Dr. Jones Jamtgaard, Ph.D., wanted to work in science policy in the federal government which worked out for her when the U.S. Department of Agriculture (USDA) moved to Kansas City last year. In July she started working with the National Institute of Food and Agriculture (NIFA) through telework due to the Covid pandemic. She said she looks forward to meeting her colleagues in person eventually.
‘Training the next generation of scientists’
During the time she was in graduate school, she realized how much she enjoyed science education and communicating to students about why it's great to be a scientist. During graduate school, she started volunteering with K-12 groups, teaching students that science can be for anyone, and telling them whether they want to be a scientist or not, that it's important in our daily lives.
Her volunteering with students led to her first job out of graduate school. She worked with a K-12 education nonprofit group, PREP-KC, in the urban core of Kansas City. She used her personal summer internship experiences in the role at the nonprofit where she was in charge of the life sciences program. She worked with high school students and teachers who were interested in healthcare and science careers, exposing them to what all the career choices there are out there.
Many of the students think they want to be a doctor or nurse if they like science, she said. “I’m showing them that there's a whole other world of careers in healthcare, research, and other fields of science if they want to pursue them” She also organized the field trips, internship programs, summer camps and mentored the students. “It was a valuable and fun experience. My favorite part was when a student would tell me they wanted to be a microbiologist like me,” she said.

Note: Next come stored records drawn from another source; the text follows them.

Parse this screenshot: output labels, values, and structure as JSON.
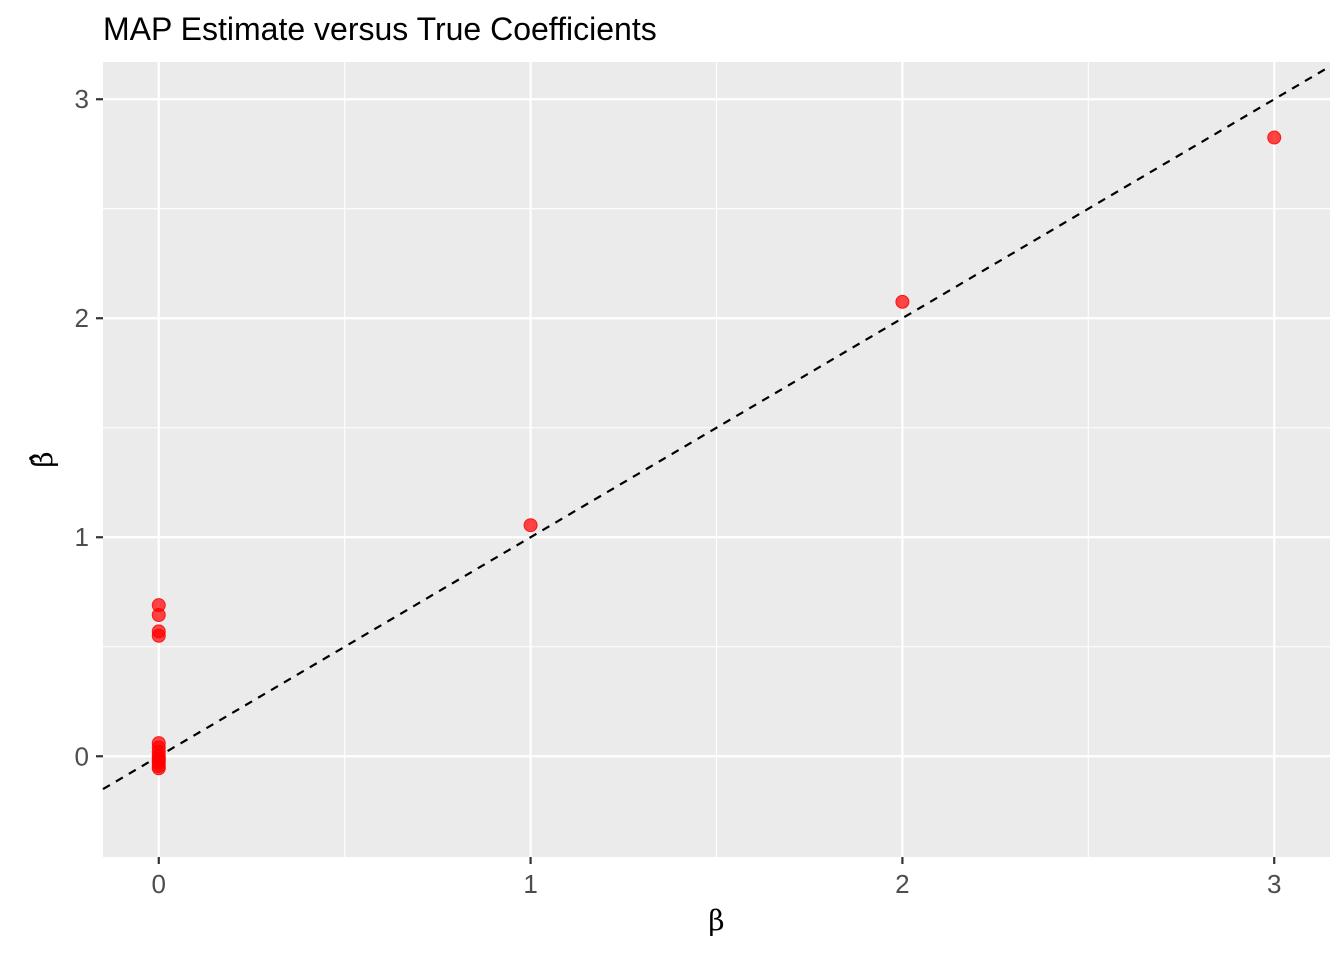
{
  "chart_data": {
    "type": "scatter",
    "title": "MAP Estimate versus True Coefficients",
    "xlabel": "β",
    "ylabel": "β̂",
    "xlim": [
      -0.15,
      3.15
    ],
    "ylim": [
      -0.46,
      3.17
    ],
    "x_ticks": [
      0,
      1,
      2,
      3
    ],
    "y_ticks": [
      0,
      1,
      2,
      3
    ],
    "x_tick_labels": [
      "0",
      "1",
      "2",
      "3"
    ],
    "y_tick_labels": [
      "0",
      "1",
      "2",
      "3"
    ],
    "grid": true,
    "reference_line": {
      "slope": 1,
      "intercept": 0,
      "style": "dashed",
      "color": "#000000"
    },
    "point_color": "#ff0000",
    "panel_background": "#ebebeb",
    "points": [
      {
        "x": 0,
        "y": 0.69
      },
      {
        "x": 0,
        "y": 0.645
      },
      {
        "x": 0,
        "y": 0.57
      },
      {
        "x": 0,
        "y": 0.55
      },
      {
        "x": 0,
        "y": 0.06
      },
      {
        "x": 0,
        "y": 0.04
      },
      {
        "x": 0,
        "y": 0.02
      },
      {
        "x": 0,
        "y": 0.0
      },
      {
        "x": 0,
        "y": -0.01
      },
      {
        "x": 0,
        "y": -0.02
      },
      {
        "x": 0,
        "y": -0.03
      },
      {
        "x": 0,
        "y": -0.045
      },
      {
        "x": 0,
        "y": -0.055
      },
      {
        "x": 1,
        "y": 1.055
      },
      {
        "x": 2,
        "y": 2.075
      },
      {
        "x": 3,
        "y": 2.825
      }
    ]
  }
}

Her work with NIFA continues to build the scientific community. “What I love the most is as a scientist, I am helping train the next generation of scientists. I realized pretty early on in graduate school that becoming a principal investigator and having a faculty position somewhere and running my own lab wasn't for me. It wasn't what I wanted for my career, but I still really loved science. I also loved helping others find their career paths in science,” she said.
As a biological sciences specialist at NIFA, her portfolio of programs includes Hispanic- Serving institutions, Alaska Native and Native-Hawaiian-Serving institutions, and the Insular Areas, which are the U.S. territories and commonwealths in the Caribbean and Pacific, she said. Most of the programs she works with are providing grants to institutions to build the infrastructure and programs to encourage students from underrepresented backgrounds to go into food sciences and agriculture careers.
She doesn't do bench work nor is she in a lab anymore, but she still helps faculty members at universities with the grant writing process, She helps them figure out which funding from NIFA would help them in their research projects at their universities. “I still get to talk about science a lot. Keeping up on current hot topics in food science and agriculture. Also, I'm still keeping up with my scientific background and knowledge related to my projects at NIFA. But I'm not doing the research myself directly,” she said.